What’s the most crucial electronic component in your home? Depending on how you use your entertainment system, you may think it’s the receiver or AV processor — the box that routes and switches all of your audio and video, sending sound to your speakers and video to your display.
Or, if your home is automated, perhaps the control processor comes to mind—the box that routes and switches all of your remote control signals, fires up the home theater at the touch of a button, dims your lights, and fills the house with music when guests are on the way over.
Maybe you’re a gamer, and wouldn’t trade your Xbox 360 for a kidney, or perhaps you’re among the new breed of entertainment consumers whose consumption consists mostly of streamed movies and music, making your Roku or Apple TV the one little black box you think you absolutely cannot live without.
There’s one thing you’re forgetting, though—the one little black box that allows all of those black boxes to do their thing: your router.
Of course, there are other components to your home network, the nebulous system of wires and wireless signals that carry information between your computers, smart phones, and entertainment devices, and connects them all to the internet at large. But the router is the essential component—the brain that directs all of those bits of information, telling which bits of information when to go where. It hasn’t been that long ago that the router was responsible for communicating between two or three computers in the home, and nothing more. Then smart phones were added to the mix, often doubling the number of devices that a router had to keep track of. Today we’re adding to the workload of the router at an ever-increasing pace, bogging it down with tablets, weather stations, security cameras, and streaming audio and video; voice-over-IP services like Vonage, Skype, or FaceTime; and even burdening it with the control of many of your home devices, from TVs and surround sound receivers to media boxes and even door locks.
Now, more than ever—and this is only going to become increasingly true in the future—the home network is the very foundation of both entertainment and home control.

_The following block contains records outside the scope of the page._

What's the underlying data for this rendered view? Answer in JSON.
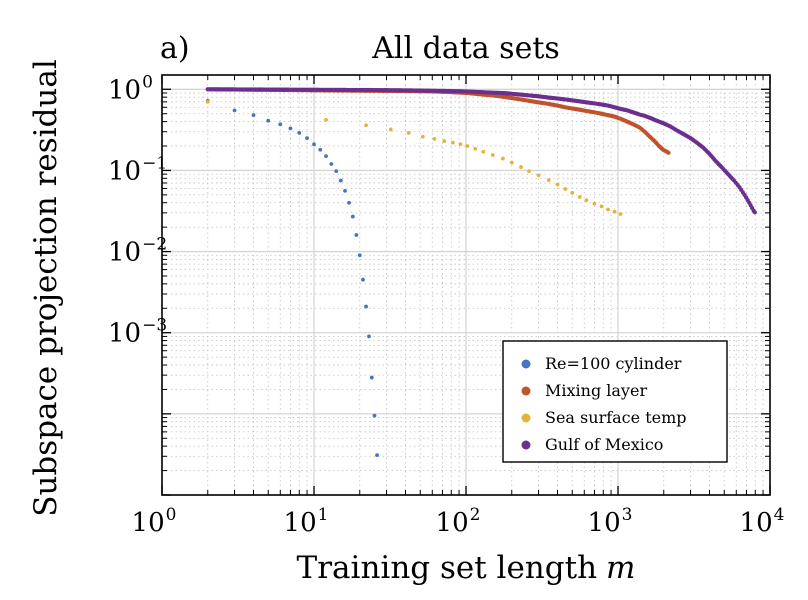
{
  "chart_data": {
    "type": "scatter",
    "panel_label": "a)",
    "title": "All data sets",
    "xlabel": "Training set length",
    "xlabel_var": "m",
    "ylabel": "Subspace projection residual",
    "xscale": "log",
    "yscale": "log",
    "xlim": [
      1,
      10000
    ],
    "ylim": [
      1e-05,
      1.5
    ],
    "grid": true,
    "legend_position": "bottom-right",
    "x_ticks": [
      {
        "value": 1,
        "base": "10",
        "exp": "0"
      },
      {
        "value": 10,
        "base": "10",
        "exp": "1"
      },
      {
        "value": 100,
        "base": "10",
        "exp": "2"
      },
      {
        "value": 1000,
        "base": "10",
        "exp": "3"
      },
      {
        "value": 10000,
        "base": "10",
        "exp": "4"
      }
    ],
    "y_ticks": [
      {
        "value": 1,
        "base": "10",
        "exp": "0"
      },
      {
        "value": 0.1,
        "base": "10",
        "exp": "−1"
      },
      {
        "value": 0.01,
        "base": "10",
        "exp": "−2"
      },
      {
        "value": 0.001,
        "base": "10",
        "exp": "−3"
      }
    ],
    "series": [
      {
        "name": "Re=100 cylinder",
        "color": "#4a72c4",
        "x": [
          2,
          3,
          4,
          5,
          6,
          7,
          8,
          9,
          10,
          11,
          12,
          13,
          14,
          15,
          16,
          17,
          18,
          19,
          20,
          21,
          22,
          23,
          24,
          25,
          26
        ],
        "y": [
          0.72,
          0.55,
          0.48,
          0.41,
          0.37,
          0.33,
          0.29,
          0.25,
          0.21,
          0.18,
          0.15,
          0.12,
          0.098,
          0.075,
          0.056,
          0.04,
          0.027,
          0.016,
          0.009,
          0.0045,
          0.0021,
          0.0009,
          0.00028,
          9.5e-05,
          3.1e-05
        ]
      },
      {
        "name": "Mixing layer",
        "color": "#c0532b",
        "x": [
          2,
          12,
          22,
          32,
          42,
          52,
          62,
          72,
          82,
          92,
          102,
          115,
          130,
          150,
          175,
          200,
          230,
          260,
          300,
          350,
          400,
          450,
          500,
          560,
          620,
          700,
          780,
          860,
          950,
          1050,
          1150,
          1260,
          1380,
          1500,
          1620,
          1740,
          1860,
          1980,
          2100,
          2200
        ],
        "y": [
          1.0,
          0.97,
          0.96,
          0.955,
          0.95,
          0.945,
          0.94,
          0.93,
          0.92,
          0.91,
          0.9,
          0.88,
          0.86,
          0.84,
          0.81,
          0.78,
          0.75,
          0.72,
          0.69,
          0.66,
          0.63,
          0.6,
          0.58,
          0.56,
          0.54,
          0.52,
          0.5,
          0.48,
          0.46,
          0.43,
          0.4,
          0.37,
          0.34,
          0.3,
          0.26,
          0.23,
          0.2,
          0.18,
          0.17,
          0.16
        ]
      },
      {
        "name": "Sea surface temp",
        "color": "#e2b43a",
        "x": [
          2,
          12,
          22,
          32,
          42,
          52,
          62,
          72,
          82,
          92,
          102,
          115,
          130,
          150,
          175,
          200,
          230,
          260,
          300,
          350,
          400,
          450,
          500,
          560,
          620,
          700,
          780,
          860,
          950,
          1040
        ],
        "y": [
          0.7,
          0.42,
          0.36,
          0.32,
          0.29,
          0.26,
          0.245,
          0.23,
          0.22,
          0.21,
          0.2,
          0.185,
          0.17,
          0.155,
          0.14,
          0.125,
          0.11,
          0.098,
          0.087,
          0.076,
          0.067,
          0.059,
          0.053,
          0.047,
          0.043,
          0.039,
          0.036,
          0.033,
          0.031,
          0.029
        ]
      },
      {
        "name": "Gulf of Mexico",
        "color": "#6b2f8e",
        "x": [
          2,
          12,
          22,
          32,
          42,
          52,
          62,
          72,
          82,
          92,
          102,
          115,
          130,
          150,
          175,
          200,
          230,
          260,
          300,
          350,
          400,
          450,
          500,
          560,
          620,
          700,
          780,
          860,
          950,
          1050,
          1150,
          1260,
          1380,
          1500,
          1650,
          1800,
          2000,
          2200,
          2450,
          2700,
          3000,
          3300,
          3650,
          4000,
          4400,
          4800,
          5300,
          5800,
          6300,
          6800,
          7300,
          7800,
          8100
        ],
        "y": [
          1.0,
          0.985,
          0.98,
          0.975,
          0.97,
          0.965,
          0.96,
          0.955,
          0.95,
          0.945,
          0.94,
          0.93,
          0.92,
          0.91,
          0.9,
          0.88,
          0.86,
          0.84,
          0.82,
          0.79,
          0.77,
          0.75,
          0.73,
          0.71,
          0.69,
          0.67,
          0.65,
          0.63,
          0.6,
          0.57,
          0.55,
          0.52,
          0.49,
          0.47,
          0.44,
          0.41,
          0.38,
          0.35,
          0.31,
          0.28,
          0.25,
          0.22,
          0.19,
          0.16,
          0.13,
          0.11,
          0.09,
          0.075,
          0.062,
          0.05,
          0.04,
          0.032,
          0.029
        ]
      }
    ]
  }
}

We’ve all witnessed the impact of streaming video on the internet as a whole. Raise your hand if your internet connection crawls to a halt around the primetime hours, when all of your neighbors get home and fire up Netflix (which, by the way, accounts for 20 percent of peak internet bandwidth today, a number that’s projected to go up in the future). Think of your home network as a mini-internet inside your home. If one streaming video service can cripple the professional, multi-thousand-dollar networking equipment employed by your internet service provider, just image what it’s doing to that cheap $50 router you bought at your local discount electronics store.
And the problem isn’t merely a matter of insufficient bandwidth; a network router is also a tiny computer, tasked with keeping track of where all of the bits and bytes flying around your home need to be delivered. That cheap router we mentioned before (or, perish the thought, the free one that came from your internet service provider) may work perfectly well at delivering a few chunks of data at a time—say, if you’re checking your email on your smart phone—but overwhelm it with audio and video and control commands, and anything it can’t get to in one computing cycle gets dumped into a “to-do” list, of sorts. Fill that to-do list, and the router runs out of memory and crashes.
Thankfully, you’re not just limited to the consumer routers clogging store shelves. A custom installer can work with you to develop a robust, reliable networking solution that will not only stand up to the rigors of streaming media and home control today, but the additional bandwidth requirements of the coming years, as well.
And there are a number of tricks that your local custom installer has in his or her toolbox to ensure that when you press play, the media flows, or when you access your lighting control via your smart phone, you’re not left in the dark due to a locked-up router. Products like ihiji invision, which allows your installer to remote monitor, service, and maintain the IP connected devices in your home.
The last thing your installer wants is for your entire entertainment system to grind to a halt as a result of an unreliable network, so he or she is also more likely to rely on tried-and-true networking components that far exceed the capabilities of store brands. Solutions like Pakedge, which offers bulletproof, secure networking solutions for the home that include rock-solid routers and switches, as well as high-range wireless access points that can be discreetly mounted in the ceiling for the utmost in reliable coverage and décor friendliness.
If your home is much larger than average, or if you’re pushing the limits of the amount of data even a good home network can handle, your installer may also turn to Access Networks, who provide and maintain pre-configured, enterprise-grade networking solutions, custom designed for the specific needs of home automation, multimedia streaming, security, lighting and shade control, communications or whatever specific networking concerns dominate in your home. With Access Networks, the emphasis is less on the specific hardware than it is on creating a robust, secure, reliable, and future-proof networking infrastructure, but its hardware three-year advanced replacement warranty, and boasts a 100,000 hour expected life span, compared to the two or three years you might get out of the average consumer router, if you’re lucky.
No matter which brand of networking solutions your custom installer relies upon, though, the important thing is that he or she knows it, is familiar with it, and is qualified to provide ongoing technical support, so you don’t have to worry about static IP addresses and lost packets and router crashes and channel conflicts. With a robust, reliable, professionally installed network at the foundation of your home’s electronic systems, you can just sit back, relax, and enjoy more dependable performance from all of the little black boxes that you think are more important.